This morning someone shared a link on Facebook. Usually I don't pay attention to anything in my mini-feed, but this link (a video by a German news team) caught my attention and I want to back it up and share it here.
When I was in Lebanon last April, I tagged along with a talented writer and now friend (sorry, I can't give names). A goal for my brief two week stay was to gather video and photos to help tell stories focused on Syrian refugee women and children. Though she and I encountered many hurdles and unfortunate cancelled meetings with many of the women, we still were able to talk to quite a few of them about their situation.

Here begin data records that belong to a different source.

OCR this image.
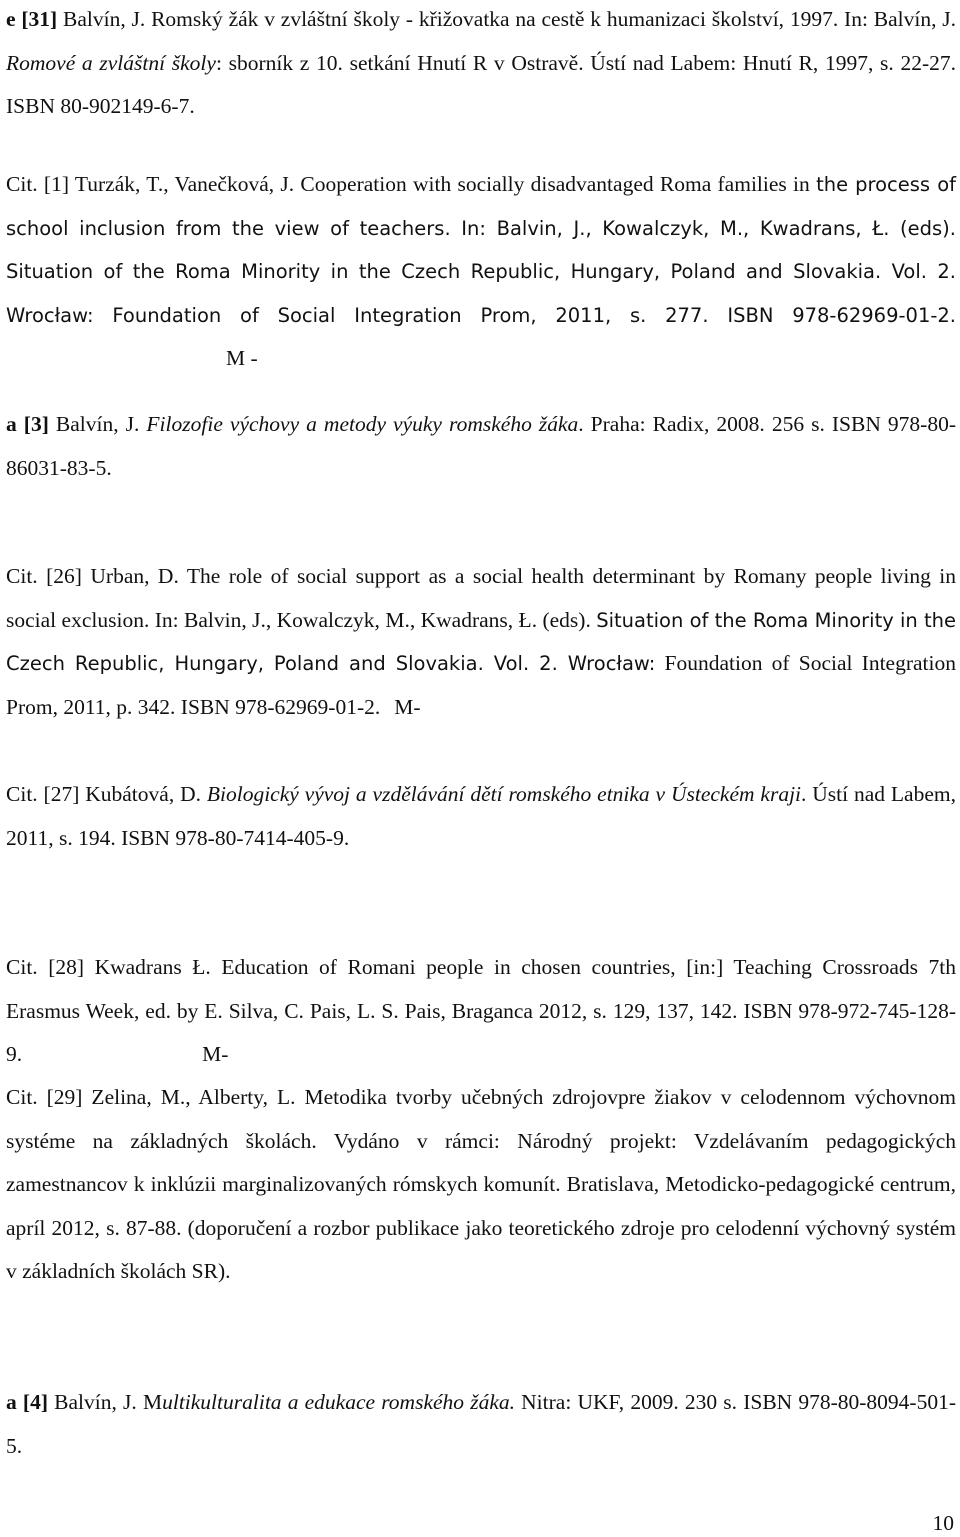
e [31] Balvín, J. Romský žák v zvláštní školy - křižovatka na cestě k humanizaci školství, 1997. In: Balvín, J. Romové a zvláštní školy: sborník z 10. setkání Hnutí R v Ostravě. Ústí nad Labem: Hnutí R, 1997, s. 22-27. ISBN 80-902149-6-7.
Cit. [1] Turzák, T., Vanečková, J. Cooperation with socially disadvantaged Roma families in the process of school inclusion from the view of teachers. In: Balvin, J., Kowalczyk, M., Kwadrans, Ł. (eds). Situation of the Roma Minority in the Czech Republic, Hungary, Poland and Slovakia. Vol. 2. Wrocław: Foundation of Social Integration Prom, 2011, s. 277. ISBN 978-62969-01-2.M -
a [3] Balvín, J. Filozofie výchovy a metody výuky romského žáka. Praha: Radix, 2008. 256 s. ISBN 978-80-86031-83-5.
Cit. [26] Urban, D. The role of social support as a social health determinant by Romany people living in social exclusion. In: Balvin, J., Kowalczyk, M., Kwadrans, Ł. (eds). Situation of the Roma Minority in the Czech Republic, Hungary, Poland and Slovakia. Vol. 2. Wrocław: Foundation of Social Integration Prom, 2011, p. 342. ISBN 978-62969-01-2. M-
Cit. [27] Kubátová, D. Biologický vývoj a vzdělávání dětí romského etnika v Ústeckém kraji. Ústí nad Labem, 2011, s. 194. ISBN 978-80-7414-405-9.
Cit. [28] Kwadrans Ł. Education of Romani people in chosen countries, [in:] Teaching Crossroads 7th Erasmus Week, ed. by E. Silva, C. Pais, L. S. Pais, Braganca 2012, s. 129, 137, 142. ISBN 978-972-745-128-9.	M-
Cit. [29] Zelina, M., Alberty, L. Metodika tvorby učebných zdrojovpre žiakov v celodennom výchovnom systéme na základných školách. Vydáno v rámci: Národný projekt: Vzdelávaním pedagogických zamestnancov k inklúzii marginalizovaných rómskych komunít. Bratislava, Metodicko-pedagogické centrum, apríl 2012, s. 87-88. (doporučení a rozbor publikace jako teoretického zdroje pro celodenní výchovný systém v základních školách SR).
a [4] Balvín, J. Multikulturalita a edukace romského žáka. Nitra: UKF, 2009. 230 s. ISBN 978-80-8094-501-5.
10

During my time there I was also able to meet up with a translator who joined me and the crew I traveled to Syria with back in 2010. She is an American living in Lebanon with a giant heart for the Lebanese people. Again, sorry, I can't give names. I was curious and wanted to get her perspective as an American woman living so close to the situation. One thing she talked about was the lack of information leaving Syria. A lot of the refugees, especially those who have been out of Syria for a year or more, are in the dark about their homes, belongings, and the people they know back home. Obtaining accurate information is not easy and can take months to get. There is also the issue of accuracy in the information they receive. This is the situation for the rest of the world as well. Information is hard to get when we don't have a front row seat. That's why I think this video is important. It puts faces and a reality to a few people in Syria. It's not just a death toll number on the news. This is a true story that for so long has been, is currently, and will continue taking place for so many in a part of the world so far away.